As to whether the film conveys much more is another matter however. The plotting could of course be ripe for satire, yet the various issues – morning sickness, maternity clothing, etc. as well as larger concerns such as over-population – are merely nodded to as opposed to being mined for their comic potential. Indeed, oftentimes A Slightly Pregnant Man seems barely there which also makes you question just how funny the whole thing is. Certainly, Mastroianni makes for an amusing lead and raises the occasional smile, but then we also move along at such a lackadaisical pace it’s hard to force much out of its audience. It couldn’t be classed as a romp, for example, or be considered even remotely screwball; the first half simply builds up to the revelation which we all know is coming whilst the second pads out the consequences with a couple of unnecessary subplots.
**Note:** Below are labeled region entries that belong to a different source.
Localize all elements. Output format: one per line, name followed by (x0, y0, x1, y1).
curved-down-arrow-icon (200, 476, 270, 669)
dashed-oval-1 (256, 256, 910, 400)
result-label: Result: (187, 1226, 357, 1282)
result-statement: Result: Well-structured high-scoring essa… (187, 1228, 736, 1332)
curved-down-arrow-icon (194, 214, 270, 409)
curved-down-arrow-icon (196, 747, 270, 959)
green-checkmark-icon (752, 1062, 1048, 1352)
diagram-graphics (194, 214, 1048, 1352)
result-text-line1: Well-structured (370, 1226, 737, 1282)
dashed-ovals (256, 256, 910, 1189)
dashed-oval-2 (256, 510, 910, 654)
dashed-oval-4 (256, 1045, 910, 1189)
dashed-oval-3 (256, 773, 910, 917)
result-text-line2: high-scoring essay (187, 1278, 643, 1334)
Yet A Slightly Pregnant Man is also a film which is near impossible to dislike. It may not possess Demy’s lightness of touch in all its glory, but it ambles along merrily enough. Indeed, the only thing to truly disconcert is its more dated qualities: Mirielle Matthieu’s Bond theme-esque big number; the gaudy colour schemes; Deneuve’s succession of unflattering costumes. Otherwise it’s a film to relax into. Don’t expect too much, more importantly go with it despite its flimsiness and it results in a lightweight piece of fun – exactly what it has set to do.
The third of Optimum’s recent trio of Jacques Demy titles, A Slightly Pregnant Man is undoubtedly given the most disappointing disc of the three. There are no extras to be found whilst the presentation is also a few notches below those of the other releases. As before we get an anamorphic transfer (at a ratio of 1.66:1) with burnt-in English subs, but here the print isn’t in as good a condition. At times the grain is heavily apparent, though otherwise damage is negligible. Disappointingly, however, we also have to contend with a soft image and some noticeable edge enhancement. All told it remains watchable, though in comparison to Donkey Skin and especially The Umbrellas of Cherbourg the difference is there to be seen. As for the soundtrack, here we find the original French mono recording and it’s in pleasing condition. It demonstrates a fine clarity and more importantly there are no technical problems to be discerned. It’s merely a disappointment that the image doesn’t live up to its qualities.